Kubernetes’ most relevant feature in our loan application situation is its Horizontal Pod Autoscaler. This Autoscaler detects an incoming spike of web requests, and instructs the Control Plane to spawn new pods in the Worker Nodes.

Step 3: Terraform

The combo of Docker & Kubernetes is a fabled one, and can be very reliable for even the most demanding applications with hundreds of pods. However, if one was running a very large banking system - say Piraeus Bank - this system would prove difficult to maintain in the long term. As one can imagine (and check in the documentation) configuring a Kubernetes Cluster is time-consuming and sometimes very abstract. In order to mitigate this, Hashicorp created Terraform, a tool that creates Infrastructure as a Code. That performs exactly what it sounds like, allowing for infrastructure deployments through text directives.
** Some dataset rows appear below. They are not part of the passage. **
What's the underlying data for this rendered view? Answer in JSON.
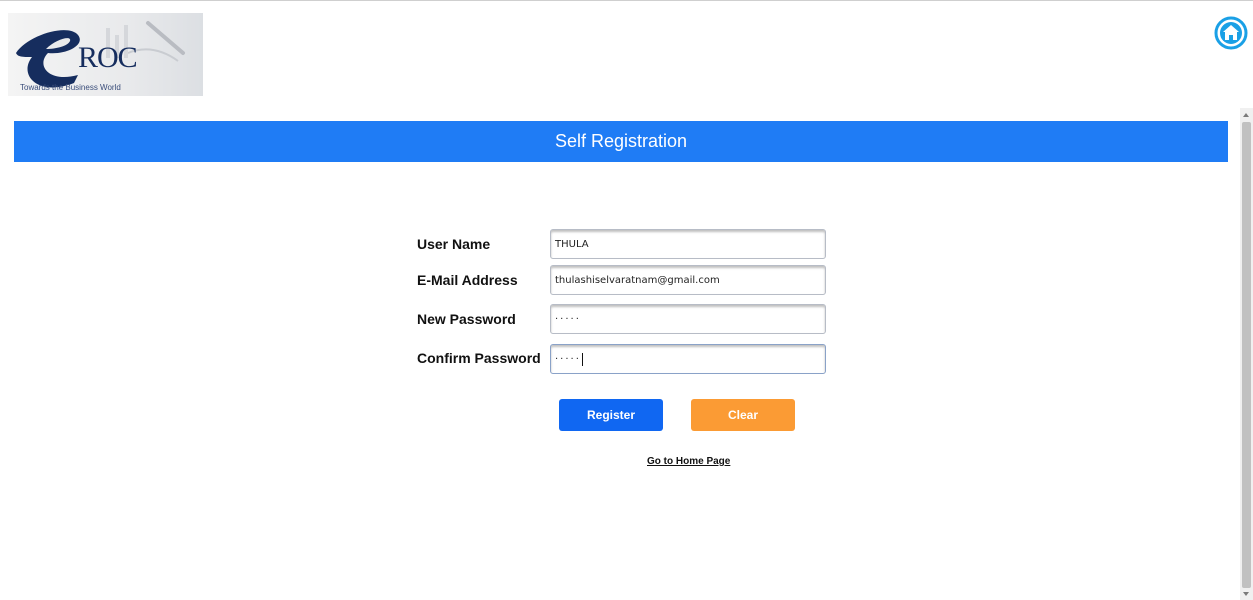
{
  "logo": {
    "brand": "ROC",
    "tagline": "Towards the Business World"
  },
  "header": {
    "title": "Self Registration"
  },
  "form": {
    "fields": [
      {
        "label": "User Name",
        "value": "THULA"
      },
      {
        "label": "E-Mail Address",
        "value": "thulashiselvaratnam@gmail.com"
      },
      {
        "label": "New Password",
        "value": "·····"
      },
      {
        "label": "Confirm Password",
        "value": "·····"
      }
    ],
    "register_label": "Register",
    "clear_label": "Clear",
    "home_link": "Go to Home Page"
  },
  "colors": {
    "header_bg": "#1f7cf5",
    "register_bg": "#1067f2",
    "clear_bg": "#fb9b34",
    "home_icon": "#1aa0e6"
  },
  "icons": {
    "home": "home-icon"
  }
}
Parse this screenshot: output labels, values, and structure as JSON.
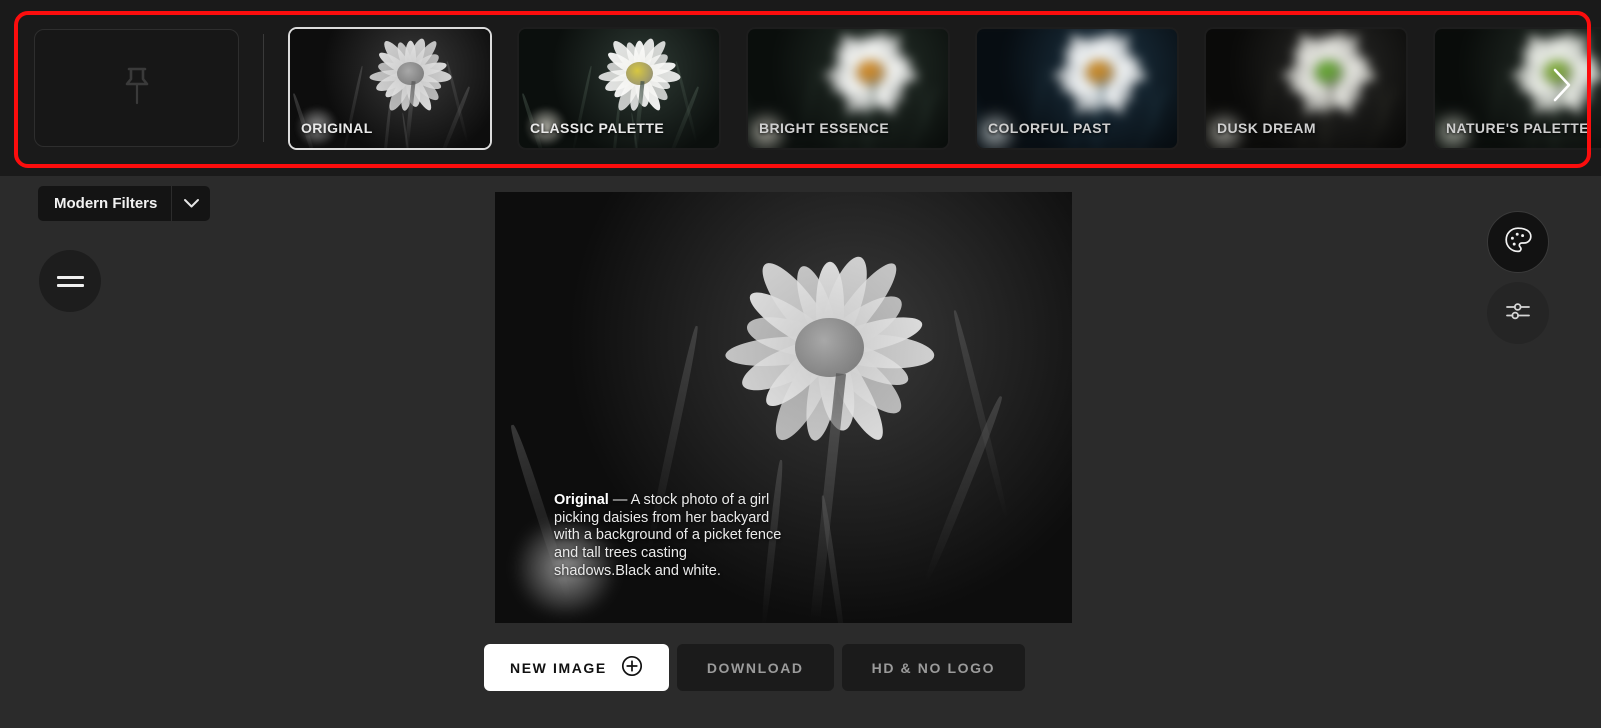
{
  "theme": {
    "page_bg": "#2b2b2b",
    "strip_bg": "#1a1a1a",
    "highlight_border": "#fc0d0d",
    "accent_text": "#ffffff",
    "muted_text": "#9b9b9b"
  },
  "filter_strip": {
    "pin_card": {
      "icon": "pushpin-icon"
    },
    "next_arrow": {
      "icon": "chevron-right-icon"
    },
    "thumbnails": [
      {
        "label": "ORIGINAL",
        "selected": true,
        "blurred": false,
        "style": "mono"
      },
      {
        "label": "CLASSIC PALETTE",
        "selected": false,
        "blurred": false,
        "style": "classic"
      },
      {
        "label": "BRIGHT ESSENCE",
        "selected": false,
        "blurred": true,
        "style": "bright"
      },
      {
        "label": "COLORFUL PAST",
        "selected": false,
        "blurred": true,
        "style": "colorful"
      },
      {
        "label": "DUSK DREAM",
        "selected": false,
        "blurred": true,
        "style": "dusk"
      },
      {
        "label": "NATURE'S PALETTE",
        "selected": false,
        "blurred": true,
        "style": "nature"
      }
    ]
  },
  "controls": {
    "filters_dropdown": {
      "selected": "Modern Filters",
      "caret_icon": "chevron-down-icon"
    },
    "menu_button": {
      "icon": "hamburger-menu-icon"
    }
  },
  "preview": {
    "caption_title": "Original",
    "caption_dash": " — ",
    "caption_text": "A stock photo of a girl picking daisies from her backyard with a background of a picket fence and tall trees casting shadows.Black and white."
  },
  "actions": {
    "new_image": {
      "label": "NEW IMAGE",
      "icon": "plus-circle-icon"
    },
    "download": {
      "label": "DOWNLOAD"
    },
    "hd_no_logo": {
      "label": "HD & NO LOGO"
    }
  },
  "side_tools": {
    "palette": {
      "icon": "palette-icon"
    },
    "adjust": {
      "icon": "sliders-icon"
    }
  }
}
⚠️ Warning: It must be emphasised that Terraform doesn’t directly improve the performance of the application. However, since we are running a loan application for Piraeus Bank, the deployment system should be reliable, and possibly use different online providers at the same time. Banking systems are important ones after all, and as such require resiliency and fallback options in case of failures.
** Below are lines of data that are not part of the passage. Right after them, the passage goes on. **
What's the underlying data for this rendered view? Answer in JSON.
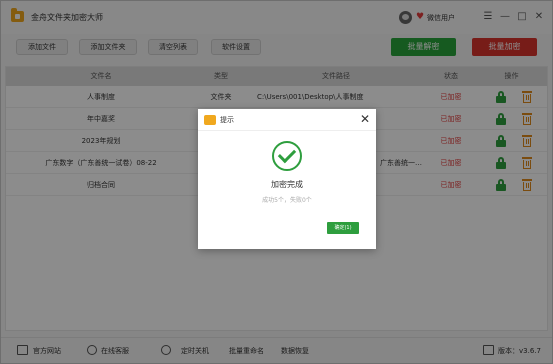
{
  "app": {
    "title": "金舟文件夹加密大师",
    "user_label": "微信用户",
    "heart_glyph": "♥",
    "minimize_glyph": "—",
    "maximize_glyph": "□",
    "menu_glyph": "☰",
    "close_glyph": "✕"
  },
  "toolbar": {
    "add_file": "添加文件",
    "add_folder": "添加文件夹",
    "clear_list": "清空列表",
    "settings": "软件设置",
    "batch_decrypt": "批量解密",
    "batch_encrypt": "批量加密",
    "decrypt_color": "#29a53b",
    "encrypt_color": "#d9332c"
  },
  "table": {
    "headers": {
      "name": "文件名",
      "type": "类型",
      "path": "文件路径",
      "status": "状态",
      "action": "操作"
    },
    "rows": [
      {
        "name": "人事制度",
        "type": "文件夹",
        "path": "C:\\Users\\001\\Desktop\\人事制度",
        "status": "已加密"
      },
      {
        "name": "年中嘉奖",
        "type": "",
        "path": "",
        "status": "已加密"
      },
      {
        "name": "2023年规划",
        "type": "",
        "path": "",
        "status": "已加密"
      },
      {
        "name": "广东数字（广东善统一试卷）08-22",
        "type": "",
        "path": "广东善统一…",
        "status": "已加密"
      },
      {
        "name": "归档合同",
        "type": "",
        "path": "",
        "status": "已加密"
      }
    ]
  },
  "statusbar": {
    "website": "官方网站",
    "support": "在线客服",
    "timer_shutdown": "定时关机",
    "batch_rename": "批量重命名",
    "data_recovery": "数据恢复",
    "version": "版本：v3.6.7"
  },
  "dialog": {
    "title": "提示",
    "close_glyph": "✕",
    "message": "加密完成",
    "summary": "成功5个，失败0个",
    "confirm_label": "确定(1)"
  }
}
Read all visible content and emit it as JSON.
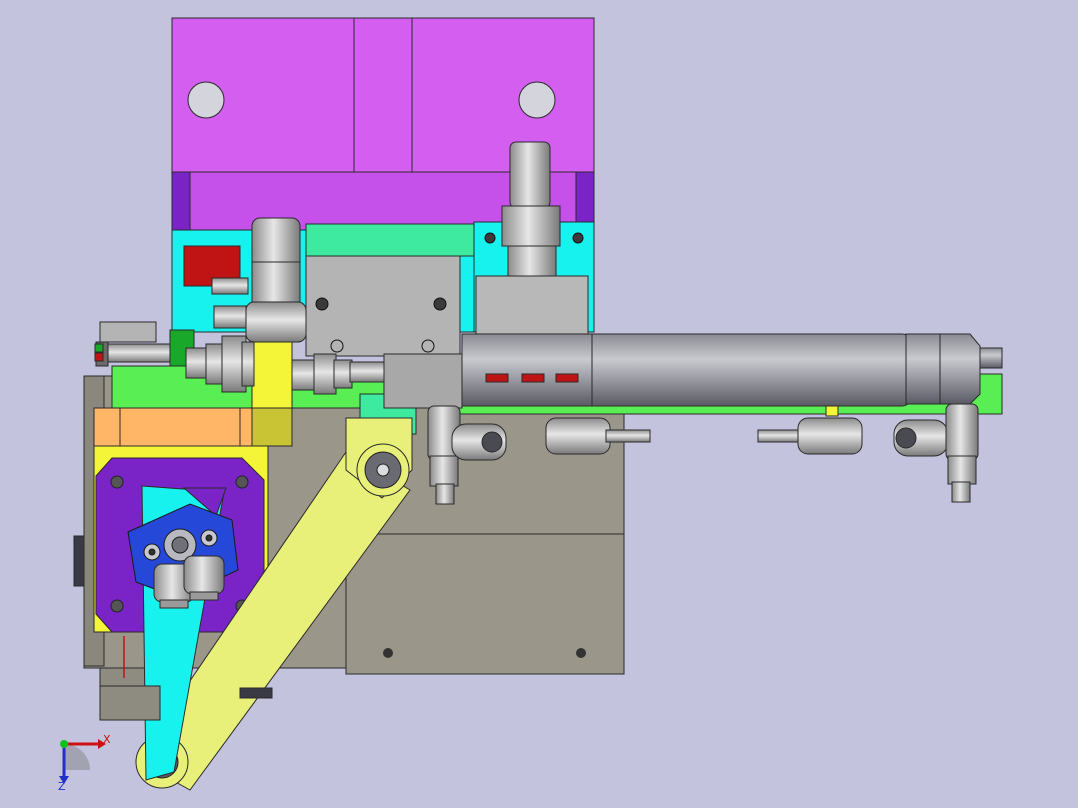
{
  "view": {
    "background": "#c3c3de",
    "colors": {
      "magenta": "#d35ef0",
      "purple": "#7a24c8",
      "cyan": "#18f2ee",
      "mint": "#3eeaa0",
      "green": "#58ee54",
      "yellow": "#f4f438",
      "lime": "#e8f07a",
      "orange": "#ffb666",
      "grey": "#9a978a",
      "steel": "#b4b4b4",
      "dark": "#5c5c6a",
      "red": "#c01414",
      "blue": "#2548d8"
    }
  },
  "triad": {
    "x_label": "X",
    "y_label": "Y",
    "z_label": "Z"
  }
}
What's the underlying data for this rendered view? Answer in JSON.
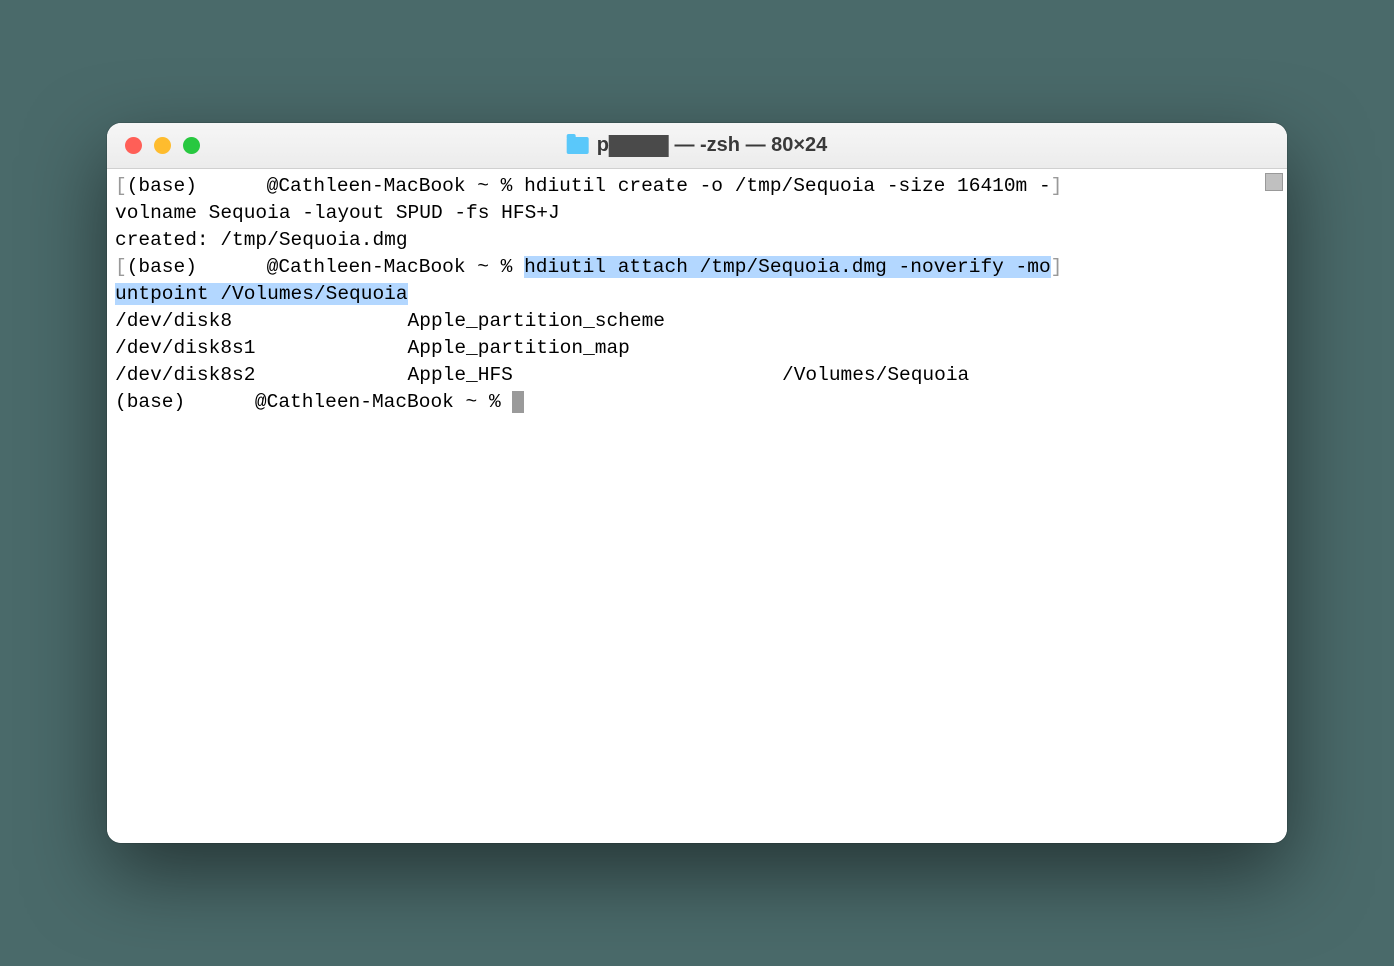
{
  "window": {
    "title_prefix": "p",
    "title_suffix": " — -zsh — 80×24"
  },
  "terminal": {
    "prompt_prefix": "(base) ",
    "prompt_host": "@Cathleen-MacBook ~ % ",
    "line1_cmd": "hdiutil create -o /tmp/Sequoia -size 16410m -",
    "line2": "volname Sequoia -layout SPUD -fs HFS+J",
    "line3": "created: /tmp/Sequoia.dmg",
    "line4_cmd_sel1": "hdiutil attach /tmp/Sequoia.dmg -noverify -mo",
    "line5_sel": "untpoint /Volumes/Sequoia",
    "line6": "/dev/disk8               Apple_partition_scheme          ",
    "line7": "/dev/disk8s1             Apple_partition_map             ",
    "line8": "/dev/disk8s2             Apple_HFS                       /Volumes/Sequoia",
    "line9_end": ""
  },
  "brackets": {
    "open": "[",
    "close": "]"
  }
}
Terraform creates this opportunity by integrating with services such as Azure, Google Cloud and Amazon AWS. As such, Piraeus Bank can have three Kubernetes Clusters: one in each provider. In case either of them fails, or even two at the same time, the remaining system can allow banking to continue (albeit perhps at a degraded performance).

Final Thoughts

There exists a part of engineering that involves so much trial and error that one could consider it art: Deploying scalable business systems is such a part. There is no factual true answer for a deployment of a scale such as Piraeus Bank; engineers will always continue to keep trying to minimise the bandwidth and decrease the number of turns in the pipes.

However, without a proper deployment strategy, one can optimise an application all they want, and will unfortunately have poor results. It is important to keep in mind that sometimes one just has to scale up, especially in the case of Piraeus Bank!

To conclude, I believe that the deployment of an application is just as significant, if not more, in the final performance of the application, and this article can serve as an inspiration in accustoming to the industry standards that are used for deployments nowadays.